Does the below formula work?

Excel Formula:
= [NAME_OF_YOUR_OLD_WORKBOOK.xlsx]Sheet1!$A$1

replace NAME_OF_YOUR_OLD_WORKBOOK with the corresponding name of your old workbook
Then the above formula would reference cell A1 on the worksheet named "Sheet1".
 
Upvote 0
I'm not quite sure, but will you have the "old" workbook still accessible on the same computer?
Does the below formula work?

Excel Formula:
= [NAME_OF_YOUR_OLD_WORKBOOK.xlsx]Sheet1!$A$1

replace NAME_OF_YOUR_OLD_WORKBOOK with the corresponding name of your old workbook
Then the above formula would reference cell A1 on the worksheet named "Sheet1".
Sorry, no that's just populating the counts from the previous workbook.
 
Upvote 0
OK.

I've got another idea, a workaround:

You could copy just the last ROW of your old Worksheet to a NEW Worksheet within the same Workbook and then move that Worksheet out of the Workbook.

Does that work?
 
Upvote 0
OK.

I've got another idea, a workaround:

You could copy just the last ROW of your old Worksheet to a NEW Worksheet within the same Workbook and then move that Worksheet out of the Workbook.

Does that work?

No, doing that no longer retains all the counts of the previous worksheet. The count for that copied row in the new worksheet in column Q is 1, whereas on the original worksheet, that address has appeared 12 times. I don't think just copying the formulas to a new sheet/workbook is going to work. I need something to link all the data in the old workbook and keep counting new data in the new worksbook.
 
Upvote 0
OK.
Unfortunately I don't know any way to "link" data from another workbook.

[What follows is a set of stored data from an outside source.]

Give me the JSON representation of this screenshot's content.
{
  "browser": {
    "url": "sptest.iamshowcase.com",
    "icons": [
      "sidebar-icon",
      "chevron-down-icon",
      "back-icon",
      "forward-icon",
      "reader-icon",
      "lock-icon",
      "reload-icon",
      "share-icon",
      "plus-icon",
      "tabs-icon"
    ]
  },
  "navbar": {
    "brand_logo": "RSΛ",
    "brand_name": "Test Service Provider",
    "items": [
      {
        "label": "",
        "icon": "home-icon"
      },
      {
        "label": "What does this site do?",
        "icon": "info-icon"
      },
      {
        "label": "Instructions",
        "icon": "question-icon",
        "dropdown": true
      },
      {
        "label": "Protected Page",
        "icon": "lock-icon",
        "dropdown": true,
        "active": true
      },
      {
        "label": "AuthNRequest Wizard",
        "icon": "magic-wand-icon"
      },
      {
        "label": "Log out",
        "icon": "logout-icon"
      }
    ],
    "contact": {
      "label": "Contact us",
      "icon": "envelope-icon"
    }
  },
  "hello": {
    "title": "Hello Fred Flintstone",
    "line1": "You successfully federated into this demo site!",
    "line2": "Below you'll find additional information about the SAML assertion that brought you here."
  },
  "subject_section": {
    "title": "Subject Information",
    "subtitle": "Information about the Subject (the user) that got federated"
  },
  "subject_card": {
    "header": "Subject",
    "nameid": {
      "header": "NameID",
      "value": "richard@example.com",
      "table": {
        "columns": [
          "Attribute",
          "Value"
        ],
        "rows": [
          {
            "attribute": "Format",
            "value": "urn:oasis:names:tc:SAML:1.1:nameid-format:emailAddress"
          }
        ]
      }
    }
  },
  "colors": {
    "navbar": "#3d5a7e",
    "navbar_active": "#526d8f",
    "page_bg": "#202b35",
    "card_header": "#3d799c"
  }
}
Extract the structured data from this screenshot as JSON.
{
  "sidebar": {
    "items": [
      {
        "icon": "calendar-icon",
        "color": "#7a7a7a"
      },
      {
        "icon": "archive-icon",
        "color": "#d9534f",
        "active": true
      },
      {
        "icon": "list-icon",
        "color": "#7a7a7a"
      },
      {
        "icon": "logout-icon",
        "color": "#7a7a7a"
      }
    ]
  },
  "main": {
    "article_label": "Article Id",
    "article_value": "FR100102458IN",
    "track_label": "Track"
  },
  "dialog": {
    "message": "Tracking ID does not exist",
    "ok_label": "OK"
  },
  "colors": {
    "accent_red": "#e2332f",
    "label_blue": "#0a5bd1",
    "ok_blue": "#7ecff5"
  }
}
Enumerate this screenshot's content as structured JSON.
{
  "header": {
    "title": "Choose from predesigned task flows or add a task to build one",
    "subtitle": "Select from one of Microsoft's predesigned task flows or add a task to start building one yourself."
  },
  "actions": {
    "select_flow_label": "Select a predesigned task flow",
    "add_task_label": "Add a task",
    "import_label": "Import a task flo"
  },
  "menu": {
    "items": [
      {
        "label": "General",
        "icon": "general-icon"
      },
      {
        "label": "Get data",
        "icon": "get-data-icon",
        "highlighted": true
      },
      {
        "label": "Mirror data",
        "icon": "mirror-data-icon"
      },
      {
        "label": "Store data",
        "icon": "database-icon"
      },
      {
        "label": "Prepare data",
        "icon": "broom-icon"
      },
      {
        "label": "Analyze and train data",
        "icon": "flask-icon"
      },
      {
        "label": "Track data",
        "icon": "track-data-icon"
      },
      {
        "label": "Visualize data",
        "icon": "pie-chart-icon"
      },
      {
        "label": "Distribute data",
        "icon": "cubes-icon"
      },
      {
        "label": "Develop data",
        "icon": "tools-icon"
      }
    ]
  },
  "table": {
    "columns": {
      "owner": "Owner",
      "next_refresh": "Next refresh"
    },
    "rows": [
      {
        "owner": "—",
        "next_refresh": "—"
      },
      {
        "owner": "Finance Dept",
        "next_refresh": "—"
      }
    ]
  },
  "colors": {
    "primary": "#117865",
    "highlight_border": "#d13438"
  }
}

You could import data from the Data ribbon in Excel, but I think this would just add the same data as in the original workbook and therefore make the file big as well.

Another option that just popped up in my mind is the equal sign/function.

For example, if you have a value in cell A1 of Worksheet1 in a Workbook you would add the following formula in your new worksheet:
Excel Formula:
A1 = [Workbook.xlsx]Worksheet1!$A$1

Well, actually that's stupid, but it's all I got.

Maybe someone else has an idea
 
Upvote 0
Once you have the counts from the previous workbook (as appeared in post#3) couldn't you just continue the countifs from that point? Such as:

=[NAME_OF_YOUR_OLD_WORKBOOK.xlsx][TOTALS]+COUNTIFS($F:$F,@$F:$F,$G:$G,@$G:$G)
 
Upvote 0
Once you have the counts from the previous workbook (as appeared in post#3) couldn't you just continue the countifs from that point? Such as:

=[NAME_OF_YOUR_OLD_WORKBOOK.xlsx][TOTALS]+COUNTIFS($F:$F,@$F:$F,$G:$G,@$G:$G)

I think you might have nailed it! Still doing some testing, but so far everything is working. In place of [Totals] I have the range of my data in column Q. Thank you!
 
Upvote 0
Glad to help, and thanks for the feedback.

Actually this is not working. Just coincidence that several of the values i checked happened to line up, but it is not bringing to true values and the running total forward. I really thought you had it.